LONDON: British Prime Minister Boris Johnson has said there might never be a vaccine for COVID-19 despite the huge global effort to develop one.
Johnson, who was hospitalised last month after contracting the new coronavirus, speculated that a vaccine may not be developed at all, despite the huge global effort to produce one.
Johnson wrote in a newspaper “there remains a very long way to go, and I must be frank that a vaccine might not come to fruition”. He said that there is a need to find new ways to control the virus including testing people who have symptoms and tracing contacts of those infected people.
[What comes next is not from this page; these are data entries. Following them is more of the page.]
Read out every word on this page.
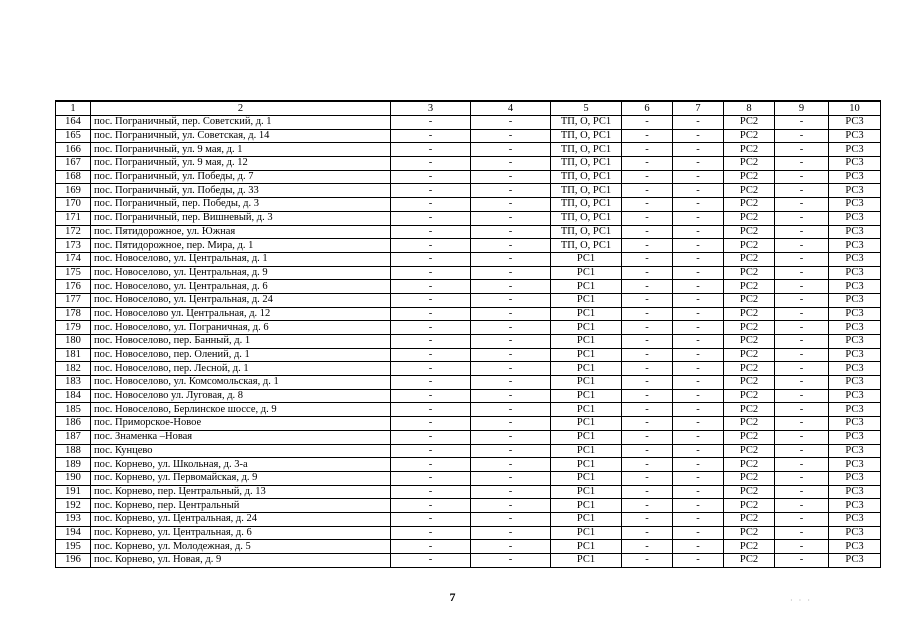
1	2	3	4	5	6	7	8	9	10
164	пос. Пограничный, пер. Советский, д. 1	-	-	ТП, О, РС1	-	-	РС2	-	РС3
165	пос. Пограничный, ул. Советская, д. 14	-	-	ТП, О, РС1	-	-	РС2	-	РС3
166	пос. Пограничный, ул. 9 мая, д. 1	-	-	ТП, О, РС1	-	-	РС2	-	РС3
167	пос. Пограничный, ул. 9 мая, д. 12	-	-	ТП, О, РС1	-	-	РС2	-	РС3
168	пос. Пограничный, ул. Победы, д. 7	-	-	ТП, О, РС1	-	-	РС2	-	РС3
169	пос. Пограничный, ул. Победы, д. 33	-	-	ТП, О, РС1	-	-	РС2	-	РС3
170	пос. Пограничный, пер. Победы, д. 3	-	-	ТП, О, РС1	-	-	РС2	-	РС3
171	пос. Пограничный, пер. Вишневый, д. 3	-	-	ТП, О, РС1	-	-	РС2	-	РС3
172	пос. Пятидорожное, ул. Южная	-	-	ТП, О, РС1	-	-	РС2	-	РС3
173	пос. Пятидорожное, пер. Мира, д. 1	-	-	ТП, О, РС1	-	-	РС2	-	РС3
174	пос. Новоселово, ул. Центральная, д. 1	-	-	РС1	-	-	РС2	-	РС3
175	пос. Новоселово, ул. Центральная, д. 9	-	-	РС1	-	-	РС2	-	РС3
176	пос. Новоселово, ул. Центральная, д. 6	-	-	РС1	-	-	РС2	-	РС3
177	пос. Новоселово, ул. Центральная, д. 24	-	-	РС1	-	-	РС2	-	РС3
178	пос. Новоселово ул. Центральная, д. 12	-	-	РС1	-	-	РС2	-	РС3
179	пос. Новоселово, ул. Пограничная, д. 6	-	-	РС1	-	-	РС2	-	РС3
180	пос. Новоселово, пер. Банный, д. 1	-	-	РС1	-	-	РС2	-	РС3
181	пос. Новоселово, пер. Олений, д. 1	-	-	РС1	-	-	РС2	-	РС3
182	пос. Новоселово, пер. Лесной, д. 1	-	-	РС1	-	-	РС2	-	РС3
183	пос. Новоселово, ул. Комсомольская, д. 1	-	-	РС1	-	-	РС2	-	РС3
184	пос. Новоселово ул. Луговая, д. 8	-	-	РС1	-	-	РС2	-	РС3
185	пос. Новоселово, Берлинское шоссе, д. 9	-	-	РС1	-	-	РС2	-	РС3
186	пос. Приморское-Новое	-	-	РС1	-	-	РС2	-	РС3
187	пос. Знаменка –Новая	-	-	РС1	-	-	РС2	-	РС3
188	пос. Кунцево	-	-	РС1	-	-	РС2	-	РС3
189	пос. Корнево, ул. Школьная, д. 3-а	-	-	РС1	-	-	РС2	-	РС3
190	пос. Корнево, ул. Первомайская, д. 9	-	-	РС1	-	-	РС2	-	РС3
191	пос. Корнево, пер. Центральный, д. 13	-	-	РС1	-	-	РС2	-	РС3
192	пос. Корнево, пер. Центральный	-	-	РС1	-	-	РС2	-	РС3
193	пос. Корнево, ул. Центральная, д. 24	-	-	РС1	-	-	РС2	-	РС3
194	пос. Корнево, ул. Центральная, д. 6	-	-	РС1	-	-	РС2	-	РС3
195	пос. Корнево, ул. Молодежная, д. 5	-	-	РС1	-	-	РС2	-	РС3
196	пос. Корнево, ул. Новая, д. 9	-	-	РС1	-	-	РС2	-	РС3
7	· · ·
The British government is giving 93 million pounds in funding to speed up the opening of the new Vaccine Manufacturing and Innovation Centre. Johnson said the UK is also supporting research into drug treatments to help people recover quickly from the virus.
Business Secretary Alok Sharma said the UK was one of the world’s frontrunners to develop a vaccine. He said the projects at Oxford University and Imperial College London were making good progress at unprecedented speed but warned there are no certainties. “We may never find a successful coronavirus vaccine,” he said.
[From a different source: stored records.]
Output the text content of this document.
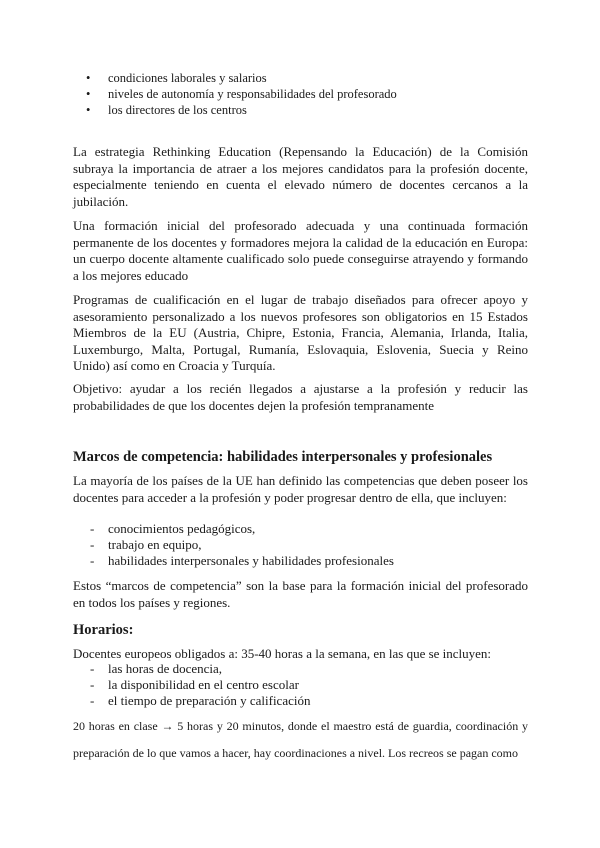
• condiciones laborales y salarios
• niveles de autonomía y responsabilidades del profesorado
• los directores de los centros

La estrategia Rethinking Education (Repensando la Educación) de la Comisión subraya la importancia de atraer a los mejores candidatos para la profesión docente, especialmente teniendo en cuenta el elevado número de docentes cercanos a la jubilación.

Una formación inicial del profesorado adecuada y una continuada formación permanente de los docentes y formadores mejora la calidad de la educación en Europa: un cuerpo docente altamente cualificado solo puede conseguirse atrayendo y formando a los mejores educado

Programas de cualificación en el lugar de trabajo diseñados para ofrecer apoyo y asesoramiento personalizado a los nuevos profesores son obligatorios en 15 Estados Miembros de la EU (Austria, Chipre, Estonia, Francia, Alemania, Irlanda, Italia, Luxemburgo, Malta, Portugal, Rumanía, Eslovaquia, Eslovenia, Suecia y Reino Unido) así como en Croacia y Turquía.

Objetivo: ayudar a los recién llegados a ajustarse a la profesión y reducir las probabilidades de que los docentes dejen la profesión tempranamente

Marcos de competencia: habilidades interpersonales y profesionales

La mayoría de los países de la UE han definido las competencias que deben poseer los docentes para acceder a la profesión y poder progresar dentro de ella, que incluyen:

- conocimientos pedagógicos,
- trabajo en equipo,
- habilidades interpersonales y habilidades profesionales

Estos “marcos de competencia” son la base para la formación inicial del profesorado en todos los países y regiones.

Horarios:

Docentes europeos obligados a: 35-40 horas a la semana, en las que se incluyen:

- las horas de docencia,
- la disponibilidad en el centro escolar
- el tiempo de preparación y calificación

20 horas en clase → 5 horas y 20 minutos, donde el maestro está de guardia, coordinación y preparación de lo que vamos a hacer, hay coordinaciones a nivel. Los recreos se pagan como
The British government relaxed some restrictions on outdoor activities in England last week and plans to continue easing rules over the next few months.
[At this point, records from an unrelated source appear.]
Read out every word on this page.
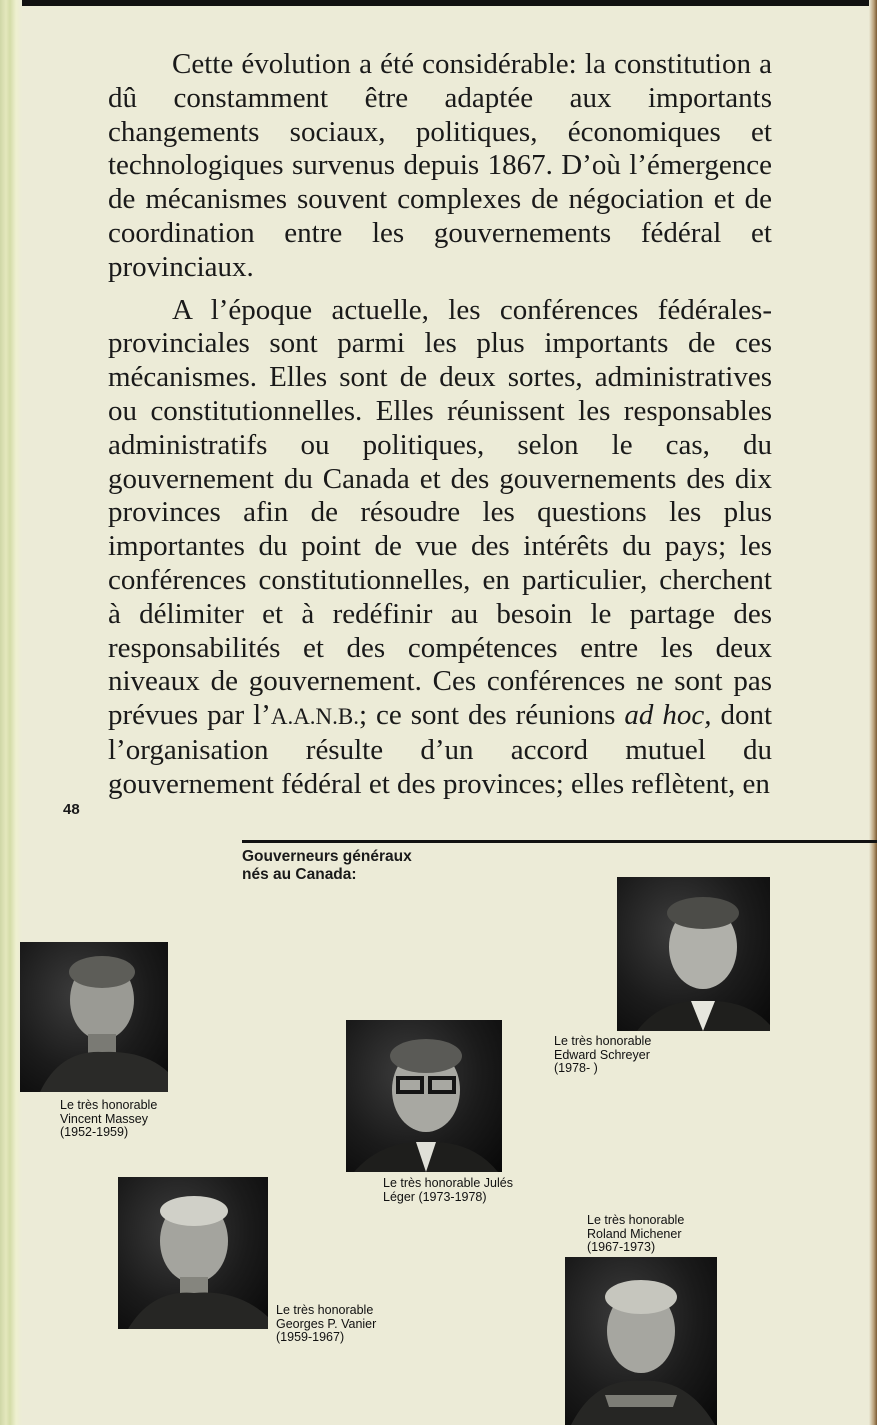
Cette évolution a été considérable: la constitution a dû constamment être adaptée aux importants changements sociaux, politiques, économiques et technologiques survenus depuis 1867. D’où l’émergence de mécanismes souvent complexes de négociation et de coordination entre les gouvernements fédéral et provinciaux.

A l’époque actuelle, les conférences fédérales-provinciales sont parmi les plus importants de ces mécanismes. Elles sont de deux sortes, administratives ou constitutionnelles. Elles réunissent les responsables administratifs ou politiques, selon le cas, du gouvernement du Canada et des gouvernements des dix provinces afin de résoudre les questions les plus importantes du point de vue des intérêts du pays; les conférences constitutionnelles, en particulier, cherchent à délimiter et à redéfinir au besoin le partage des responsabilités et des compétences entre les deux niveaux de gouvernement. Ces conférences ne sont pas prévues par l’A.A.N.B.; ce sont des réunions ad hoc, dont l’organisation résulte d’un accord mutuel du gouvernement fédéral et des provinces; elles reflètent, en

48
Gouverneurs généraux
nés au Canada:
Le très honorable
Vincent Massey
(1952-1959)
Le très honorable
Georges P. Vanier
(1959-1967)
Le très honorable Julés
Léger (1973-1978)
Le très honorable
Edward Schreyer
(1978- )
Le très honorable
Roland Michener
(1967-1973)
Governments worldwide are struggling to restart economies affected by the pandemic. In the 36 million newly unemployed in the United States alone, economic pressures are building even as authorities acknowledge that reopening risks setting off new waves of infections and deaths.
Coronavirus has infected 4.6 million people and killed more than 312,000 worldwide, a tally that undercounts the true toll of the pandemic. The US has reported 88,000 dead and Europe has seen at least 160,000 deaths.
In the US, many states have lifted stay-at-home orders and other restrictions allowing some types of businesses to reopen. China’s commercial hub of Shanghai announced a June 2 restart of classes for younger students amid falling virus cases.
China’s airline regulator reported that flights had returned to 60 percent of pre-outbreak levels, exceeding 10,000 per day for the first time since February 1. There have been no new deaths reported in a month and just five new cases on Sunday.